Omonimia tra avvocati e la convocazione finisce al legale sbagliato: l’imputato viene liberato

20 Luglio 2016

Un’omonimia tra avvocati, la convocazione a un’udienza che finisce all’indirizzo sbagliato (arrivando a Torino, anziché a Bergamo) e il condannato, nel frattempo incarcerato per scontare la condanna, vede le porte della cella riaprirsi.

Cronaca di una disfunzione giudiziaria che merita di essere raccontata con ordine, anche perché riguarda un procedimento giudiziario iniziato al Tribunale di Aosta nel 2010. Il 9 giugno di quell’anno, Giulivo Fenaroli, residente a Villongo (Bergamo), finisce dinanzi al giudice Eugenio Gramola, accusato tra l’altro di bancarotta fraudolenta.

Il suo nome, assieme a quello di Giorgio Marenzi (sempre del bergamasco), era emerso nelle indagini coordinate dal Pubblico ministero Luca Ceccanti sul fallimento della società “Impreval Srl”, con sede legale a Verrès. La ditta operava, in Valle d’Aosta, a Brusson, Antagnod, Perloz, Valgrisenche ed Aosta, nonché in varie località del nord Italia, soprattutto nella zona di Bergamo.

Secondo quanto appurato dalla Guardia di finanza, i due, in qualità di amministratore legale e di fatto dell’azienda, tra il 2002 ed il 2007 avevano distratto patrimonio societario per circa 5 milioni di euro, tra beni, somme di denaro e titoli. La tesi convince il collegio (quali giudici a latere c’erano i magistrati Paolo de Paola e Marco Tornatore), che condanna Fenaroli a sei anni di reclusione.

Gli imputati ricorrono in appello e a Torino, dove il 19 gennaio 2012 si tiene il processo di secondo grado, per loro finisce leggermente meglio. La Corte riunisce tutte le ipotesi contenute nel capo d’imputazione in un unico reato (bancarotta per distrazione) e ridetermina le pene, diminuendole leggermente. Il periodo di reclusione, per Fenaroli, scende a cinque anni e quattro mesi.

Ai protagonisti del processo resta ancora un grado di giudizio e scelgono di percorrerlo. I loro ricorsi vengono esaminati il 18 novembre 2015 dalla quinta sezione della Corte di Cassazione. Per i giudici della Suprema Corte, tuttavia, le impugnazioni depositate sono “inammissibili per genericità”. Ognuno dei due ricorrenti è condannato al pagamento delle spese del procedimento e a versare la somma di mille euro in favore della cassa delle ammende.

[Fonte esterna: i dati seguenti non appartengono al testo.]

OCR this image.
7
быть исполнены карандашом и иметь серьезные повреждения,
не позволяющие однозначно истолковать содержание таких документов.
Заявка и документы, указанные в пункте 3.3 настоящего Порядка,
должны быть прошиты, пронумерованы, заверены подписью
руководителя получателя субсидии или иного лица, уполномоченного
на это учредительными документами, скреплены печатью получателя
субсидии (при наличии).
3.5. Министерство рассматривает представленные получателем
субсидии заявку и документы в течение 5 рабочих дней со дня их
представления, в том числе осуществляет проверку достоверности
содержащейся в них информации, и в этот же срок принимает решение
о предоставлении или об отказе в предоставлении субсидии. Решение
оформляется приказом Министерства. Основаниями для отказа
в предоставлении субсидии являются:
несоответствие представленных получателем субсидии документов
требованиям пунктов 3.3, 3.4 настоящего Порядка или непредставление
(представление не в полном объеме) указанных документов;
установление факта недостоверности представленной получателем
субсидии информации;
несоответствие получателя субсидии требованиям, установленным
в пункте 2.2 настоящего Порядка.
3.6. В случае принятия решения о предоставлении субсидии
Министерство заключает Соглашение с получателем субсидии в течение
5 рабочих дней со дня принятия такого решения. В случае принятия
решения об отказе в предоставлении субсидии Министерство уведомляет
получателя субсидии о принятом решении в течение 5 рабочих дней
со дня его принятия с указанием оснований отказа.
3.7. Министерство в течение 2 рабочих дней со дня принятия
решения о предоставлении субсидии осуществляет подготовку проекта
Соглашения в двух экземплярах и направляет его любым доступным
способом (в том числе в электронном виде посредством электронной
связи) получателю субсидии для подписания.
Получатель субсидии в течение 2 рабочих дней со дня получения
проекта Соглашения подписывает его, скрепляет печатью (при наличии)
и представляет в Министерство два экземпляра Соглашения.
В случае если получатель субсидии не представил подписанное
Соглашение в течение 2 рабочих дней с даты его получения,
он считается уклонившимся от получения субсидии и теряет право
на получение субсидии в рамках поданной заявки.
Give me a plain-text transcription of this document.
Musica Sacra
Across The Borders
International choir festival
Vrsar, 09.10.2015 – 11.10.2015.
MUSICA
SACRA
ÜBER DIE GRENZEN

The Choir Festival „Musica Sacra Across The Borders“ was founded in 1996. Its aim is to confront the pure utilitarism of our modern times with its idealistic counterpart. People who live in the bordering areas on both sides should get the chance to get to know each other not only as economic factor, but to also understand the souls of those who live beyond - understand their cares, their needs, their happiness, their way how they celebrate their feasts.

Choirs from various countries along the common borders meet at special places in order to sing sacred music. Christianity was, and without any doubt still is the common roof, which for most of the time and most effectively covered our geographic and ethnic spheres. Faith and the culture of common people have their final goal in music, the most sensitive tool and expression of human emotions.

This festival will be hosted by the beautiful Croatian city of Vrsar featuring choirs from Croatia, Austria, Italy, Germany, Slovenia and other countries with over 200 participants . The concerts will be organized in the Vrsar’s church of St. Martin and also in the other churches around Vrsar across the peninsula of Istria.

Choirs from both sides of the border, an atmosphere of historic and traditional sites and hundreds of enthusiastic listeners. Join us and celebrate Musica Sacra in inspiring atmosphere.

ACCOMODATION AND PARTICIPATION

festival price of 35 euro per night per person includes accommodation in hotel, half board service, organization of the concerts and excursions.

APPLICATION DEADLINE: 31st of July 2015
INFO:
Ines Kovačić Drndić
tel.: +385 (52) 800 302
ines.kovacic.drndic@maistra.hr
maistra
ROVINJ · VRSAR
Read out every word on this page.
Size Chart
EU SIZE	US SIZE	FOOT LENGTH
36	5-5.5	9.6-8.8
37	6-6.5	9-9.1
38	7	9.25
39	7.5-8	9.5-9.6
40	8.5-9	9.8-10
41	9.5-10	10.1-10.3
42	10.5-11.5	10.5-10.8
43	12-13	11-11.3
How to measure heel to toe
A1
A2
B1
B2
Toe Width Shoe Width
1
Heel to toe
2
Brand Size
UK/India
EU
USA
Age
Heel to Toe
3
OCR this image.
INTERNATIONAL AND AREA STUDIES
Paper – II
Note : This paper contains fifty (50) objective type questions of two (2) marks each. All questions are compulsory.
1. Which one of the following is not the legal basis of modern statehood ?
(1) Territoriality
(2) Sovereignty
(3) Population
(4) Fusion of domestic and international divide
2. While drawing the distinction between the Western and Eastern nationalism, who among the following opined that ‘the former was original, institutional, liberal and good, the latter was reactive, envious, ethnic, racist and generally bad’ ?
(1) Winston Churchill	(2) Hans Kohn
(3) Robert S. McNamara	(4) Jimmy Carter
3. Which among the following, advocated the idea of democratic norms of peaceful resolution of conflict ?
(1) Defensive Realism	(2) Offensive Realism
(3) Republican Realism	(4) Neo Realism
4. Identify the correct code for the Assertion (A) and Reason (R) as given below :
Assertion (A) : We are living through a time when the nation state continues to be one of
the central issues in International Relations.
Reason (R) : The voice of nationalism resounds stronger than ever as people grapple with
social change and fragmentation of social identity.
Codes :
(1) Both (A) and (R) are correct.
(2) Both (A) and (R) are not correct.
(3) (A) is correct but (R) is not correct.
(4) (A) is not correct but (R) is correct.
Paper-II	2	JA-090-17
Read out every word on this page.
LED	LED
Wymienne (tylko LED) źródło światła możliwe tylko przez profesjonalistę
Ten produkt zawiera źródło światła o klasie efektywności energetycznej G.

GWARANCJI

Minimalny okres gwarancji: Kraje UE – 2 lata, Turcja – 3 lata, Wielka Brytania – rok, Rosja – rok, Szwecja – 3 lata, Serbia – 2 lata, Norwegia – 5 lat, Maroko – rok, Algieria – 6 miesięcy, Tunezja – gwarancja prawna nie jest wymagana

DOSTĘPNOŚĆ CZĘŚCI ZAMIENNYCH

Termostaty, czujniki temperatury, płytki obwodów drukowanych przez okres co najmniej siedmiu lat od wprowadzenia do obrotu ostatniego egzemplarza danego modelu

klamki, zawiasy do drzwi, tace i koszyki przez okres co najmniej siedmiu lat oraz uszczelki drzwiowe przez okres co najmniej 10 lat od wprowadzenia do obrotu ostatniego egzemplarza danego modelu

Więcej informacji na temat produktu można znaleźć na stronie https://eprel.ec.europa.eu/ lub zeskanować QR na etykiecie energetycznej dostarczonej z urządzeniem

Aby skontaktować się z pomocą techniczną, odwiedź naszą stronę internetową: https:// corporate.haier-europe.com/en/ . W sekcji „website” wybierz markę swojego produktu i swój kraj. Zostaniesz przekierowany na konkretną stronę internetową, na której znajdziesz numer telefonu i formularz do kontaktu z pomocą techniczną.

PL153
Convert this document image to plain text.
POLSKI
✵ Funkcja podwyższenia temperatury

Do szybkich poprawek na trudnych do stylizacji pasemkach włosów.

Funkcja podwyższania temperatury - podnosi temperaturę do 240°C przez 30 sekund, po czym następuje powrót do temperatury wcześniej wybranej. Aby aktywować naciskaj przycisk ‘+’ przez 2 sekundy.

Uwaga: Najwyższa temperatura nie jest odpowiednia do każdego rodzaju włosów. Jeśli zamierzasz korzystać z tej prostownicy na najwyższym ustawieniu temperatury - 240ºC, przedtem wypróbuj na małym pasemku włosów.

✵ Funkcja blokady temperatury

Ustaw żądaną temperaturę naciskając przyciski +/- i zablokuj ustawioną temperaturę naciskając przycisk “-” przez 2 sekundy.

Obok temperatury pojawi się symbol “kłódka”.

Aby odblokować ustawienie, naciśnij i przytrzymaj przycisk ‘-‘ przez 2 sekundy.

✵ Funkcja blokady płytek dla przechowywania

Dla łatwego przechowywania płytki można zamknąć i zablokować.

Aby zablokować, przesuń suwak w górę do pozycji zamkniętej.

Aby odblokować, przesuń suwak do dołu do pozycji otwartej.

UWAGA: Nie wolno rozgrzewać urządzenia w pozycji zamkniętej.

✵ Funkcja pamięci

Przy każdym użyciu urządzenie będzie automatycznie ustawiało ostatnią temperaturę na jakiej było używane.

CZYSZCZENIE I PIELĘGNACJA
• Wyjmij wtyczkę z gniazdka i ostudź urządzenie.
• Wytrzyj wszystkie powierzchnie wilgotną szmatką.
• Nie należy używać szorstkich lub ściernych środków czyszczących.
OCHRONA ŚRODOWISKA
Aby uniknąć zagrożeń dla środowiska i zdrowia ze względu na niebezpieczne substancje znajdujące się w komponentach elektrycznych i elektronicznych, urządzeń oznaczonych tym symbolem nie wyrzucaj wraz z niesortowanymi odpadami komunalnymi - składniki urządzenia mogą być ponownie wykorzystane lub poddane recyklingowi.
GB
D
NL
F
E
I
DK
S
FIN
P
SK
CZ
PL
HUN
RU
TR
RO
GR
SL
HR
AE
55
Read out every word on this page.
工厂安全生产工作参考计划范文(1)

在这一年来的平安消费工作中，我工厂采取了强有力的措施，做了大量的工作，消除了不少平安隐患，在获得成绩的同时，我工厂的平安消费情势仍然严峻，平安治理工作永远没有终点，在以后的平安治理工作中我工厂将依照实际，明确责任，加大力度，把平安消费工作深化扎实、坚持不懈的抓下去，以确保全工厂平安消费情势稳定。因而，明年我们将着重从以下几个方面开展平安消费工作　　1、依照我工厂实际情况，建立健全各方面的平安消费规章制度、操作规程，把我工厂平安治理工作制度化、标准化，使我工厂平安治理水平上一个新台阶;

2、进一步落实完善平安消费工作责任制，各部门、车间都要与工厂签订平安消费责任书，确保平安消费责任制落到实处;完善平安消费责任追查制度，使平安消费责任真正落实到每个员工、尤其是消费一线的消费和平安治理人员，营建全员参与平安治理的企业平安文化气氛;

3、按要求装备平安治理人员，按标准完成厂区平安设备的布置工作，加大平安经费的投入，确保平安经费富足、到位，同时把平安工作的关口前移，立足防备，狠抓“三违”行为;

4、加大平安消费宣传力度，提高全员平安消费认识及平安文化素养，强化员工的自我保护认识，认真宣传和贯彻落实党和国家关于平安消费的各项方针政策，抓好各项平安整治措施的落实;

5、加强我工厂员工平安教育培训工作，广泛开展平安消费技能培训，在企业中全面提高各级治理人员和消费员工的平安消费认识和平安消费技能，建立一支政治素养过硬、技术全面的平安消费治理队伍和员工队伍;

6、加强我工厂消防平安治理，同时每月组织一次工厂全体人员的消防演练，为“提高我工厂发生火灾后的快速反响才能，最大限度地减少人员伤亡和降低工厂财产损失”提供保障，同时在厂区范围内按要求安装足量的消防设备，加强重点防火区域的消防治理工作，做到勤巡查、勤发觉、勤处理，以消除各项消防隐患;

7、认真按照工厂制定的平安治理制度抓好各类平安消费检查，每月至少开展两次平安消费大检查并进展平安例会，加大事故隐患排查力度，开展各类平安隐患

Più di tutto, però, visto il periodo da scontare, ai polsi di Fenaroli scattano le manette: essendo confermata, la sentenza diventa infatti definitiva e “in forza della decisione della Corte di cassazione”, la condanna viene “posta in esecuzione”. Lui, che di anni oggi ne ha cinquantanove, presenta allora un nuovo ricorso straordinario, assieme un’istanza di sospensione, perché la Suprema Corte avrebbe deciso sul suo caso “senza dare rituale avviso al ricorrente”.
 
La Cassazione, stavolta la prima sezione, discute l’istanza la settimana scorsa, il 15 luglio, e le annotazioni dei magistrati nella relativa ordinanza sono tutte da leggere. In vista dell’udienza del novembre 2015, l’avviso è stato spedito e notificato “all’avv. Paolo Casetta del foro di Torino, cassazionista, quale difensore di fiducia del ricorrente Fenaroli”, ma “dagli atti dei giudizi di merito emergeva che il Fenaroli era difeso dall’avvocato Paolo Casetta del foro di Bergamo, non cassazionista, professionista diverso”.

In sostanza, per un caso di omonimia, la convocazione a difendere l’imputato è stata recapitata in un’altra città, ad un altro legale, tant’è che – scrivono ancora i giudici di Cassazione – dal verbale dell’udienza del novembre 2015 “risulta che nessun difensore era comparso”. Quanto basta per far scattare la condizione di “eccezionale gravità” prevista dal Codice di Procedura penale e per “provvedere con urgenza, e senza formalità, alla sospensione dell’esecuzione della condanna”, “disponendosi la liberazione del ricorrente se non detenuto per altro titolo”.

Dopodiché, sul ricorso straordinario, per la revisione della condanna di Appello, “dovrà invece procedersi previa fissazione di udienza partecipata”, ma Giulivo Fenaroli la aspetterà da casa e non da una cella.